Mit Blick auf die Erfahrungen anderer Länder hat eine Cannabis-Legalisierung, so sie denn auch legale Strukturen signifikant stärkt, zu einer Normalisierung und Entmystifizierung von Cannabis geführt. Die Schreckensbilder blieben nach der Legalisierung in Kanada, den US-Bundesstaaten oder in Uruguay aus. Vielerorts ist Cannabis dort inzwischen ein vergleichsweise gewöhnliches Genussmittel. Auch in Deutschland war nach der Entkriminalisierung am 1. April 2024 davon auszugehen, dass dem ersten Schritt der zweite Schritt folgen würde: Irgendwann in einer nicht allzu fernen Zukunft schien der bereits der vollumfänglich legalisierte Genussmittelmarkt bereits zu grüßen. Doch dann platzte die Ampel und die Regierung-Merz begann ihr Werk.

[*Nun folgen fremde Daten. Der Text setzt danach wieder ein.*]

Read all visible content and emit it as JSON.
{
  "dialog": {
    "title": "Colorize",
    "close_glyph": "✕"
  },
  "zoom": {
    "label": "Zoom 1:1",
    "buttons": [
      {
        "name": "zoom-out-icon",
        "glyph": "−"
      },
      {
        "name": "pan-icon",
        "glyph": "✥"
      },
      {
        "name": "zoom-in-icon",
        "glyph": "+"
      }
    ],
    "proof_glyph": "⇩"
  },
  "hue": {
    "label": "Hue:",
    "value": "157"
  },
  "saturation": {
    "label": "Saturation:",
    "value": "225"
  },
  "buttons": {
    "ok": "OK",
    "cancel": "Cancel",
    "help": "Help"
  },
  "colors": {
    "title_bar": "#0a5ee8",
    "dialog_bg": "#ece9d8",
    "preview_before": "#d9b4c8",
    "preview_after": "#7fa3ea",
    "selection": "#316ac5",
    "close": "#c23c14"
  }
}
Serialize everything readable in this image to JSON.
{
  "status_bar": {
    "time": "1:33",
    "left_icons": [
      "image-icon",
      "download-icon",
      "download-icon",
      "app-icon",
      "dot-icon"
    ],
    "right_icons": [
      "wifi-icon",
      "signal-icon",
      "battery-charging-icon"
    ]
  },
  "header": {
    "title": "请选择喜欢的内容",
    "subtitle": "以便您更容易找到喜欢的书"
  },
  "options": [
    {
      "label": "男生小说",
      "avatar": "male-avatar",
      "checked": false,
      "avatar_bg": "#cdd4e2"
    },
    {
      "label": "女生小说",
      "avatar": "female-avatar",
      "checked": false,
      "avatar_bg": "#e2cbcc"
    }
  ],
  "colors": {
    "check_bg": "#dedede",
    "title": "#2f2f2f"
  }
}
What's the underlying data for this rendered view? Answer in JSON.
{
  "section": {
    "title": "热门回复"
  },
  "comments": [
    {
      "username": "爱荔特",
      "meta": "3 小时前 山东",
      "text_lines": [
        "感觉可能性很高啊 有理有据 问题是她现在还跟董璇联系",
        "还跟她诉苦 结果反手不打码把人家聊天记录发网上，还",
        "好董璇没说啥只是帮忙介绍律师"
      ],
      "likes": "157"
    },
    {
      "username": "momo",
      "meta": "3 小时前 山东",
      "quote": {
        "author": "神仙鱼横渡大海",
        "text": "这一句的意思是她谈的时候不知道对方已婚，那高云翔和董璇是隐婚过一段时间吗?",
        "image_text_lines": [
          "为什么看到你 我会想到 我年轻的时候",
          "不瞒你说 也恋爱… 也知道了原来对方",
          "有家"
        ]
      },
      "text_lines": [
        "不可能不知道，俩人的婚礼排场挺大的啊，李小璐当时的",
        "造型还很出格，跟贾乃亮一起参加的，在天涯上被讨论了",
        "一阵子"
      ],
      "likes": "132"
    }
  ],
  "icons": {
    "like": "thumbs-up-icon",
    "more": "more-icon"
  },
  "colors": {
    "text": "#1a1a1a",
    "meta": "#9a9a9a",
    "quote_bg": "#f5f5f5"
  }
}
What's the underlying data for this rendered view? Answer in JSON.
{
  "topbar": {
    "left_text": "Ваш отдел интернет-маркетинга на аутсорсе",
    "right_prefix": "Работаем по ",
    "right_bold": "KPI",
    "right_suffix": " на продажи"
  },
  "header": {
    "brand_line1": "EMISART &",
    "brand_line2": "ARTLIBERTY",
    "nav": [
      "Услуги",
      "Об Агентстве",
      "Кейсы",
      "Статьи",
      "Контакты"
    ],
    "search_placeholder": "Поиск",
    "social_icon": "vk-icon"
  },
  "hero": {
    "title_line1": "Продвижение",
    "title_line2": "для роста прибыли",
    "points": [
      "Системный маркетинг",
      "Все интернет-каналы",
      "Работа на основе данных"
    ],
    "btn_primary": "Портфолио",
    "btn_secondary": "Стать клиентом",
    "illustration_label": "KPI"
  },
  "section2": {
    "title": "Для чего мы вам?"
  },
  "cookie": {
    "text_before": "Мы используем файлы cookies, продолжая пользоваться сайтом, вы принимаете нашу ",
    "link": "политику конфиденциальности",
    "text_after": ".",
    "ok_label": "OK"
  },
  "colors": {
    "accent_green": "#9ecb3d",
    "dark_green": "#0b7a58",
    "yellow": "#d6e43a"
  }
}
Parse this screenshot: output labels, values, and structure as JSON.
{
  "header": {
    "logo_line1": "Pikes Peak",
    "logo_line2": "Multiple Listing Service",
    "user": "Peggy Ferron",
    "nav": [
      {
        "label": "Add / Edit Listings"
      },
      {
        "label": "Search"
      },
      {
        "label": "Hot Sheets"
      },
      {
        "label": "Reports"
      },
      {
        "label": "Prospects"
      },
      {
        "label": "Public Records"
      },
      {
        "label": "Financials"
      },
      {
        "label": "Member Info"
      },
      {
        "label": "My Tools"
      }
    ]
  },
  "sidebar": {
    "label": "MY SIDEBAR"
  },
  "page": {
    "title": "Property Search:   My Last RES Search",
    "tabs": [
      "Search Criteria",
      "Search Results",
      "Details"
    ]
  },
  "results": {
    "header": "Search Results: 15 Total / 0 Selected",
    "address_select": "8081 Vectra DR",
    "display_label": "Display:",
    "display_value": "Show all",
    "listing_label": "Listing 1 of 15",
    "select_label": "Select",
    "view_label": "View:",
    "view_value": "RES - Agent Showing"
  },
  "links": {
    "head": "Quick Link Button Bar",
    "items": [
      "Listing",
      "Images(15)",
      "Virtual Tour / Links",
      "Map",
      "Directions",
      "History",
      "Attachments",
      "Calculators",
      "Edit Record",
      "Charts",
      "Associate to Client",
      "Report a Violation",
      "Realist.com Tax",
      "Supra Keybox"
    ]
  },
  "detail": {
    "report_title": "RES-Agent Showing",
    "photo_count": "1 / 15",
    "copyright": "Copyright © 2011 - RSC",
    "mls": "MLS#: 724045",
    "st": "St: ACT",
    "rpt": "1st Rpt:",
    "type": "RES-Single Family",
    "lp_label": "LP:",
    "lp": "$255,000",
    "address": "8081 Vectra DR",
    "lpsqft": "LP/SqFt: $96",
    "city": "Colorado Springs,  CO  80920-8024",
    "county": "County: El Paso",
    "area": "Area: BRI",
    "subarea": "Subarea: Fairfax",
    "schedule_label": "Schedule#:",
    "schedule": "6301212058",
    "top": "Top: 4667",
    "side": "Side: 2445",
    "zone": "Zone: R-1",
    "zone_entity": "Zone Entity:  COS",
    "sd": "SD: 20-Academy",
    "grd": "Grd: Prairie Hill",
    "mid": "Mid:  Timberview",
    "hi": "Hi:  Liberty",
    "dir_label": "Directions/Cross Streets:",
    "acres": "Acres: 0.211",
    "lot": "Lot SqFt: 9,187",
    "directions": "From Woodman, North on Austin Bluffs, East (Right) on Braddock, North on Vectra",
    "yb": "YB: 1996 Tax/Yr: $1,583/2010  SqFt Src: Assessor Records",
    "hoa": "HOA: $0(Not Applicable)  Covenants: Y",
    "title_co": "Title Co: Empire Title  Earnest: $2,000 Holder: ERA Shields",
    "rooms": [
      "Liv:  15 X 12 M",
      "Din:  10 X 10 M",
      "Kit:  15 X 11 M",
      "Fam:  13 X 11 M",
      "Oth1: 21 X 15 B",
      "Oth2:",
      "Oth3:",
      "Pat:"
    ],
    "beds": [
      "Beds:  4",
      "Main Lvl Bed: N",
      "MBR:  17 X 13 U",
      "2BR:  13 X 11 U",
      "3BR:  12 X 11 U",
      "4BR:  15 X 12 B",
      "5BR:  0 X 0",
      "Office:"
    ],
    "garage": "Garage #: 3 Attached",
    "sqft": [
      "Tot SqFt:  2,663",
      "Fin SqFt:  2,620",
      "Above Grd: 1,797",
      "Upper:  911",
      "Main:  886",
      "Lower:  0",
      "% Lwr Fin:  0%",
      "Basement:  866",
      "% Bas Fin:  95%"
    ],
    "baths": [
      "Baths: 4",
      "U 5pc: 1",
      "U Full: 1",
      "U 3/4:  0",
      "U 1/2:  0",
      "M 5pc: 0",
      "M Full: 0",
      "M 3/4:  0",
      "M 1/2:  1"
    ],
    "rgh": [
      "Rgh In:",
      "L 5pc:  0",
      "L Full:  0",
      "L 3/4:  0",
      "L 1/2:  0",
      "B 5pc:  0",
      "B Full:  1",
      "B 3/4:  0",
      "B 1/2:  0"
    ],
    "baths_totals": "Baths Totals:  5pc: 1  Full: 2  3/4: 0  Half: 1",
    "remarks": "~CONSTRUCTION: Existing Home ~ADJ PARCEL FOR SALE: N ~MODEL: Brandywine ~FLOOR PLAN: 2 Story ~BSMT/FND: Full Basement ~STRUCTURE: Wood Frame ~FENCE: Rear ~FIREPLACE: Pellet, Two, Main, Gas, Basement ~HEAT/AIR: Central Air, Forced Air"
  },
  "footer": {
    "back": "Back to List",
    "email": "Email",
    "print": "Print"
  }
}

Die Sozialdemokraten rühmen sich nicht ganz ohne Grund damit, dass das CanG trotz konservativer Parolen im Wahlkampf („Wieder abschaffen“) weiterhin Bestand hat.

Mehr aber auch nicht. Dem MedCanG droht eine Verschärfung, die BLE lehnt die Pilotprojekte ab. Die Clubs kämpfen mit der Bürokratie.

Die Wurzel allen Übels ist für Viele das EU-Recht, insbesondere der Rahmenbeschluss von 2004. Andere gehen noch einen Schritt weiter und fordern eine Änderung der relevanten UN-Abkommen. Nur erscheint es mit Blick auf die aktuellen Sitzverteilungen insbesondere in der EU mehr als unwahrscheinlich, dass eine solche Änderung durchgehen würde – dass sich also eine qualifizierte Mehrheit im Rat und eine einfache Mehrheit im Europäischen Parlament findet, um den Rahmenbeschluss zu ändern. In der UN dürfte es ohnehin gerade andere Themen geben. Das Timing für solche weitreichenden Änderungen des EU-Rechts könnte besser sein – das musste auch René Repasi, Rechtswissenschaftler und Abgeordneter der SPD im Europaparlament, im letzten Jahr einräumen.

Selbst der von Burkhard Blienert angestoßene Austausch zwischen progressiven Mitgliedsstaaten, wie eine lösungsorientierte Regulierung in der EU aussehen kann, ist komplett zum Erliegen gekommen, seitdem mit Deutschland das „Zugpferd“ weggebrochen ist.

Aber immerhin ist mit der Schweiz nun ein Schengen-Land auf dem Weg, Cannabis als Genussmittel zu legalisieren. In den Niederlanden ist das Weed-Experiment recht erfolgreich angelaufen. Und wer weiß, vielleicht gelingt es auf dem Rechtsweg sogar, dass in Deutschland noch das ein oder andere Pilotprojekt anläuft. Bleibt ein noch größerer Rechtsruck in Europa und Deutschland aus, wird die Zeit daher die Dinge regeln – für einen Vorstoß, dass EU-Recht zu ändern, sollte man aber genau das richtige Zeitfenster abpassen – und sich frühzeitig dafür in Stellung bringen. Das Momentum wird wieder zurück kehren.